Also the chart states that bulk lime can be bought for $15 a ton. Od course all area's vary in price but if you have it delivered I believe the average would be around $25 a ton or more.
Your product looks like a good one, but I would lose the advertisement for how long it takes to recoup your money.

Dont take this wrong, I am not trying to put down that product. I just want others who may be "wow'ed" by the charts to compare apples to apples
and then make a resonable decision.

Lookin for gills Where in those charts does it talk about how long the lime should be in the ground before you plant so that your plants would get optimum benifit from it?
Ever try and take straw (mulch) off of 8 acres of clover or corn?
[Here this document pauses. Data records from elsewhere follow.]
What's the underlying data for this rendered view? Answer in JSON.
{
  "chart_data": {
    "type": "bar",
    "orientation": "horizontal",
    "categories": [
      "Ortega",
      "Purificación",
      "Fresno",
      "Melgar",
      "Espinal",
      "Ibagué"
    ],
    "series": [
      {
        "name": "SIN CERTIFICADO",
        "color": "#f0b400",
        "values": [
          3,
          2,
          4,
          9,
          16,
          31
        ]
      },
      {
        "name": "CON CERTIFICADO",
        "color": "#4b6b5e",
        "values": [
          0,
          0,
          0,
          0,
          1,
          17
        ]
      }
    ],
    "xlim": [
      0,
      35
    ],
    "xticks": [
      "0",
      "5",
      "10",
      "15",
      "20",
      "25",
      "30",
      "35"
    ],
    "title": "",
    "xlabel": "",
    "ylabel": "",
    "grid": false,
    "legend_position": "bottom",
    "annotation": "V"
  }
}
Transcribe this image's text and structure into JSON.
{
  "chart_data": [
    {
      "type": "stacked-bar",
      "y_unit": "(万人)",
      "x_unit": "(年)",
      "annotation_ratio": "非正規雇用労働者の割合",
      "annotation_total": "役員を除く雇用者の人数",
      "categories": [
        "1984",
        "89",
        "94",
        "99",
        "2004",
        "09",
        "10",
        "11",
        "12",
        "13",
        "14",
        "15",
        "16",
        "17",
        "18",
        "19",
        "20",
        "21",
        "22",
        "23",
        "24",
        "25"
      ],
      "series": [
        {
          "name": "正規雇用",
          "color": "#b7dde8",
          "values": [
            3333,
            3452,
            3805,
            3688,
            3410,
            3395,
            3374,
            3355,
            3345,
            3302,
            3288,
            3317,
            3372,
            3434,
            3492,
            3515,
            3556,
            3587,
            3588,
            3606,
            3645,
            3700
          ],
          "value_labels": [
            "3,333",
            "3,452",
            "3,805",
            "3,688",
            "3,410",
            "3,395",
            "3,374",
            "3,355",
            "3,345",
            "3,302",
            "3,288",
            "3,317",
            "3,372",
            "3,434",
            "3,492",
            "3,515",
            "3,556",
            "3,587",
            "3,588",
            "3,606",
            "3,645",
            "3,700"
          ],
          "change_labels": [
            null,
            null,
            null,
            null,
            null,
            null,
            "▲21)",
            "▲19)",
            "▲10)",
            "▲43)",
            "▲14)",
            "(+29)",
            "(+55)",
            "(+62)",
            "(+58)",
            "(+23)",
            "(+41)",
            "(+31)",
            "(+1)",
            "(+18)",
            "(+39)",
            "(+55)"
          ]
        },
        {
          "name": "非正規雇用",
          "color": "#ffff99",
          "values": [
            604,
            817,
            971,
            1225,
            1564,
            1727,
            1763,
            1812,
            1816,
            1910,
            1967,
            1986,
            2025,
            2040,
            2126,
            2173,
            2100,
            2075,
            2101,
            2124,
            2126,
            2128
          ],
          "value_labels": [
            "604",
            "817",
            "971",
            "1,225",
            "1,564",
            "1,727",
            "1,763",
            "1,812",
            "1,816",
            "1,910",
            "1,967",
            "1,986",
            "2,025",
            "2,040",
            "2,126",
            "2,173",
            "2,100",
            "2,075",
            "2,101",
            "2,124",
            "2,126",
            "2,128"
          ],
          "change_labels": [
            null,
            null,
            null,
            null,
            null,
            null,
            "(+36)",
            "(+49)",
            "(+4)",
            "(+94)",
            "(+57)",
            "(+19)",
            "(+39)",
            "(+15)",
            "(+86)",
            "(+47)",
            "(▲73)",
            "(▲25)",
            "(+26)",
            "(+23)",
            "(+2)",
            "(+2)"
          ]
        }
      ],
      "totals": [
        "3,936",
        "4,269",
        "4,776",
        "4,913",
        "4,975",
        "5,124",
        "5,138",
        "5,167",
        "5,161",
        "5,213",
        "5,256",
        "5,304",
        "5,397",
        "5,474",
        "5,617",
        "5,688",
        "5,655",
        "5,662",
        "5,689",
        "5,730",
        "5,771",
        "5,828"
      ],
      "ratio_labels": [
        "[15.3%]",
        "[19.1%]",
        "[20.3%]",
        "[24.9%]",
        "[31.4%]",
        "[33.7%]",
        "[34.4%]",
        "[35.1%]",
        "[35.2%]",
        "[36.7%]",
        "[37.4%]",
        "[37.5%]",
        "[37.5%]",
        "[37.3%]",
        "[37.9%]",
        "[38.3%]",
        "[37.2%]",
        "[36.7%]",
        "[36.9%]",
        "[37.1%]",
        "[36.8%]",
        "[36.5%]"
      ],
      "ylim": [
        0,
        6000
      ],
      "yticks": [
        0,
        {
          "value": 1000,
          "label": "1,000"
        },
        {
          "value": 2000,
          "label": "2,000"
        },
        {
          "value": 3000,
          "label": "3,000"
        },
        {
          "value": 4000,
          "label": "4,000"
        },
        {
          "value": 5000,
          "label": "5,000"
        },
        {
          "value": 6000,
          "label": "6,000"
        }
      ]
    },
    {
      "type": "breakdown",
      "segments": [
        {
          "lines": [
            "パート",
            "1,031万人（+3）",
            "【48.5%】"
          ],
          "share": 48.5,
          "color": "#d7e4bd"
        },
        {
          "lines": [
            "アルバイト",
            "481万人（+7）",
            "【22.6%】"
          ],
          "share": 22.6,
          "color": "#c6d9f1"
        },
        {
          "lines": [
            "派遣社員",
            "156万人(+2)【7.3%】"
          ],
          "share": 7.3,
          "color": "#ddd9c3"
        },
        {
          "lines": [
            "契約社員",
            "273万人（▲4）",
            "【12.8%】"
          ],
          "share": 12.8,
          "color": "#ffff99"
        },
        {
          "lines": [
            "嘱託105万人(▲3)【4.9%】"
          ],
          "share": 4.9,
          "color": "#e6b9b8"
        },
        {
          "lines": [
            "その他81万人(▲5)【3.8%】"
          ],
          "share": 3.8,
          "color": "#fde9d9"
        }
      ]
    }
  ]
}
Does it say the best way to do that?


----------



## johnhunter (Jun 17, 2000)

Jim, is it possible to rent the Groundbuster for a day? Seems like a great product for a PF or WTU chapter, or a county soil conservation district. For an individual who's looking to lime a couple small plots once every 5 years, it doesn't seem quite as practical.


----------



## johnhunter (Jun 17, 2000)

TTTop


----------



## chevyjam2001 (Feb 14, 2002)

That groundbuster looks like a great idea. However to ask $2,000 for something that has maybee $200.00 worth of materials into it is ridiculous. They would sell alot more of them if they were reasonably priced in the $400.00 - $500.00 range.


----------



## halfczech (Nov 27, 2004)

my property is located in gladwin county. if conditions are not right i will seed and plant in may. form what i gather so far it is alright to seed and fert on the day. now on to the next question. i had a soil sample taken on the 2 plots 1 came back with a ph of 6.8 the other 7.0 so that looks good for clovers but the other numbers i dont know . if i take my soil sample report to an grain elevator will they be able to recommend the right fert?


----------



## brokenarrow (Oct 6, 2003)

chevyjam2001
I think you better price steel again? You will be amazed at what little steel you can get for $200 now a day. (2"x3" structual tubing 1/4" wall thickness) 20 foot of this is $200.


----------



## DEERSLAYER (Mar 29, 2000)

halfczech said:


> if i take my soil sample report to an grain elevator will they be able to recommend the right fert?


halfczech,

The answer to your question is YES, they should be able to recomend the right fertilizer.


----------



## johnhunter (Jun 17, 2000)

I could imagine the product being a decent value at $2,000, providing that it is well-made, and wouldn't croak if some rock-like lime chunks happen to run through it. Still, I can't imagine it would be practical for a single user; if you're already working with good ground, and have a few small food plots, you may only add lime every several years or so, only correcting for pH "creep" caused by repeated fertilizer applications. No sense in storing something that you'll only be using one day out of every two thousand. 

I'd be happy to pay a fair price to rent one, though.


----------